The load-slip relationship of the shear connection is an important parameter in design and analysis of composite structures. In this paper, a load-slip curve prediction method of the shear connection based on the artificial neural networks (ANNs) is proposed. The factors which are significantly related to the structural and deformation performance of the connection are selected, and the shear stiffness of shear connections and the transverse coordinate slip value of the load-slip curve are taken as the input parameters of the network. Load values corresponding to the slip values are used as the output parameter. A two-layer hidden layer network with 15 nodes and 10 nodes is designed. The test data of two different forms of shear connections, the stud shear connection and the perforated shear connection with flange heads, are collected from the previous literatures, and the data of six specimens are selected as the two prediction data sets, while the data of other specimens are used to train the neural networks. Two trained networks are used to predict the load-slip curves of their corresponding prediction data sets, and the ratio method is used to study the proximity between the prediction loads and the test loads. Results show that the load-slip curves predicted by the networks agree well with the test curves.

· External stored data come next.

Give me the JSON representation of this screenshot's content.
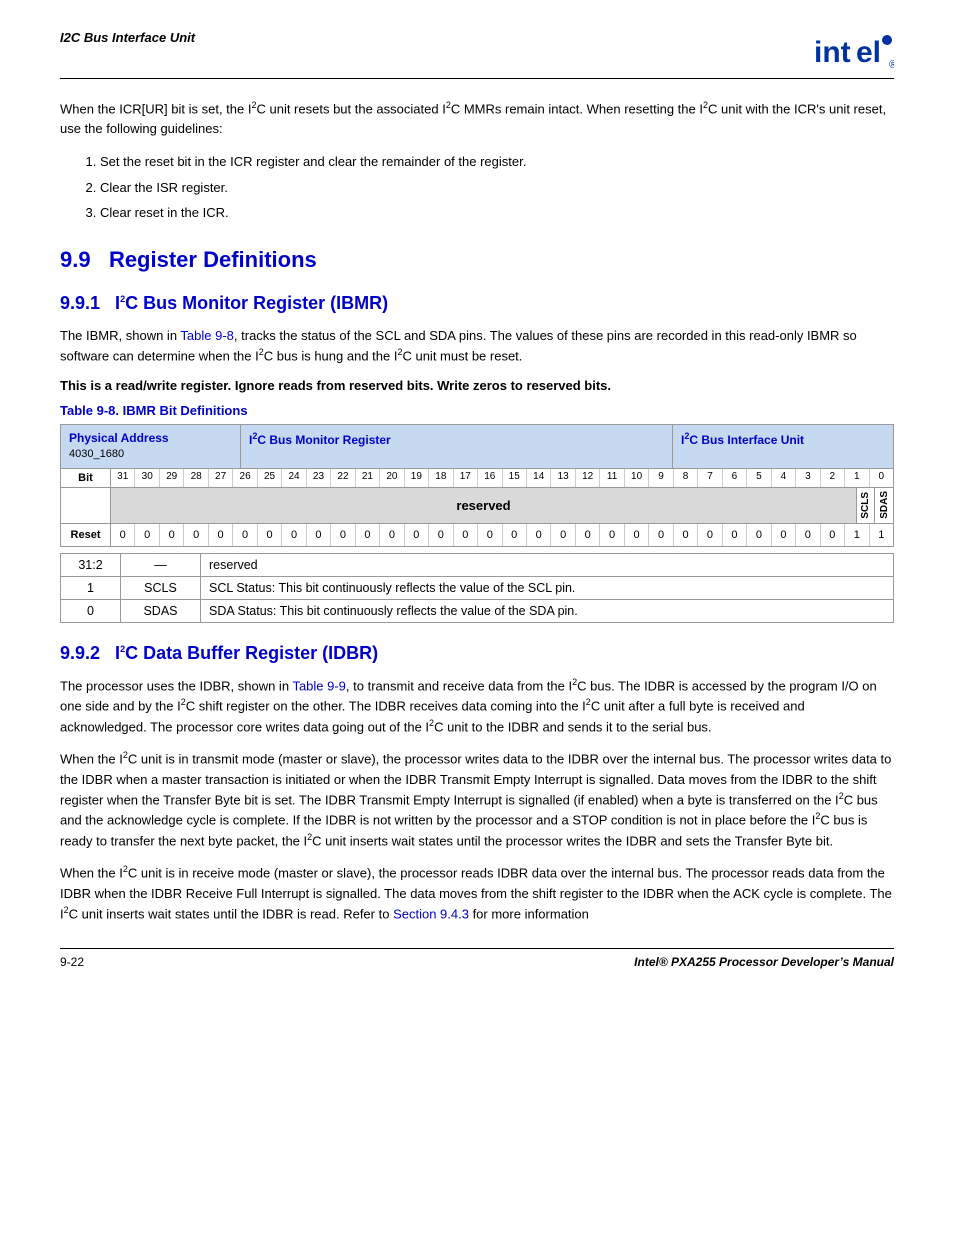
{
  "header": {
    "title": "I2C Bus Interface Unit",
    "logo": "int◊el"
  },
  "intro": {
    "para1": "When the ICR[UR] bit is set, the I²C unit resets but the associated I²C MMRs remain intact. When resetting the I²C unit with the ICR’s unit reset, use the following guidelines:",
    "list": [
      "Set the reset bit in the ICR register and clear the remainder of the register.",
      "Clear the ISR register.",
      "Clear reset in the ICR."
    ]
  },
  "section99": {
    "number": "9.9",
    "title": "Register Definitions"
  },
  "section991": {
    "number": "9.9.1",
    "title_prefix": "I",
    "title_main": "C Bus Monitor Register (IBMR)",
    "para1": "The IBMR, shown in Table 9-8, tracks the status of the SCL and SDA pins. The values of these pins are recorded in this read-only IBMR so software can determine when the I²C bus is hung and the I²C unit must be reset.",
    "bold_note": "This is a read/write register. Ignore reads from reserved bits. Write zeros to reserved bits.",
    "table_title": "Table 9-8.  IBMR Bit Definitions",
    "table": {
      "col1_label": "Physical Address",
      "col1_addr": "4030_1680",
      "col2_label": "I²C Bus Monitor Register",
      "col3_label": "I²C Bus Interface Unit",
      "bit_numbers": [
        "31",
        "30",
        "29",
        "28",
        "27",
        "26",
        "25",
        "24",
        "23",
        "22",
        "21",
        "20",
        "19",
        "18",
        "17",
        "16",
        "15",
        "14",
        "13",
        "12",
        "11",
        "10",
        "9",
        "8",
        "7",
        "6",
        "5",
        "4",
        "3",
        "2",
        "1",
        "0"
      ],
      "reserved_label": "reserved",
      "scls_label": "SCLS",
      "sdas_label": "SDAS",
      "reset_values": [
        "0",
        "0",
        "0",
        "0",
        "0",
        "0",
        "0",
        "0",
        "0",
        "0",
        "0",
        "0",
        "0",
        "0",
        "0",
        "0",
        "0",
        "0",
        "0",
        "0",
        "0",
        "0",
        "0",
        "0",
        "0",
        "0",
        "0",
        "0",
        "0",
        "0",
        "1",
        "1"
      ],
      "definitions": [
        {
          "bits": "31:2",
          "name": "—",
          "desc": "reserved"
        },
        {
          "bits": "1",
          "name": "SCLS",
          "desc": "SCL Status: This bit continuously reflects the value of the SCL pin."
        },
        {
          "bits": "0",
          "name": "SDAS",
          "desc": "SDA Status: This bit continuously reflects the value of the SDA pin."
        }
      ]
    }
  },
  "section992": {
    "number": "9.9.2",
    "title_prefix": "I",
    "title_main": "C Data Buffer Register (IDBR)",
    "para1": "The processor uses the IDBR, shown in Table 9-9, to transmit and receive data from the I²C bus. The IDBR is accessed by the program I/O on one side and by the I²C shift register on the other. The IDBR receives data coming into the I²C unit after a full byte is received and acknowledged. The processor core writes data going out of the I²C unit to the IDBR and sends it to the serial bus.",
    "para2": "When the I²C unit is in transmit mode (master or slave), the processor writes data to the IDBR over the internal bus. The processor writes data to the IDBR when a master transaction is initiated or when the IDBR Transmit Empty Interrupt is signalled. Data moves from the IDBR to the shift register when the Transfer Byte bit is set. The IDBR Transmit Empty Interrupt is signalled (if enabled) when a byte is transferred on the I²C bus and the acknowledge cycle is complete. If the IDBR is not written by the processor and a STOP condition is not in place before the I²C bus is ready to transfer the next byte packet, the I²C unit inserts wait states until the processor writes the IDBR and sets the Transfer Byte bit.",
    "para3": "When the I²C unit is in receive mode (master or slave), the processor reads IDBR data over the internal bus. The processor reads data from the IDBR when the IDBR Receive Full Interrupt is signalled. The data moves from the shift register to the IDBR when the ACK cycle is complete. The I²C unit inserts wait states until the IDBR is read. Refer to Section 9.4.3 for more information"
  },
  "footer": {
    "left": "9-22",
    "right": "Intel® PXA255 Processor Developer’s Manual"
  }
}
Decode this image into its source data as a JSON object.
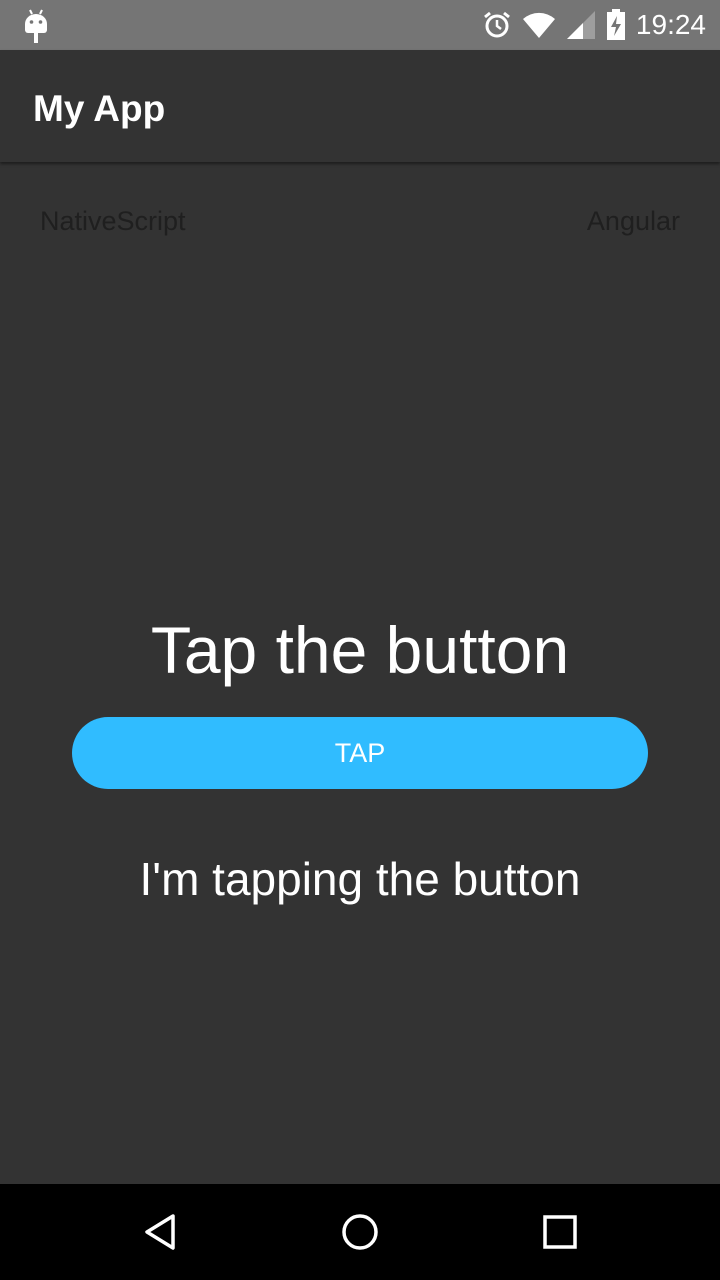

机译:剪切连接的负载滑移关系是复合结构的设计和分析中的重要参数。本文提出了一种基于人工神经网络(ANNS)的剪切连接的负载滑曲线预测方法。选择与连接的结构和变形性能显着相关的因素,并将剪切连接的剪切刚度和负载滑移曲线的横向坐标滑动值作为网络的输入参数。与滑动值相对应的加载值用作输出参数。设计了具有15个节点和10个节点的双层隐藏层网络。从先前的文献中收集两种不同形式的剪切连接,螺旋剪切连接和穿孔剪切连接,从先前的文献收集,并且选择六个样本的数据作为两个预测数据集,而数据其他标本用于训练神经网络。两个训练网络用于预测其相应预测数据集的负载滑移曲线,并且使用比率方法来研究预测负载和测试负载之间的接近度。结果表明,网络预测的负载滑移曲线与测试曲线相吻合。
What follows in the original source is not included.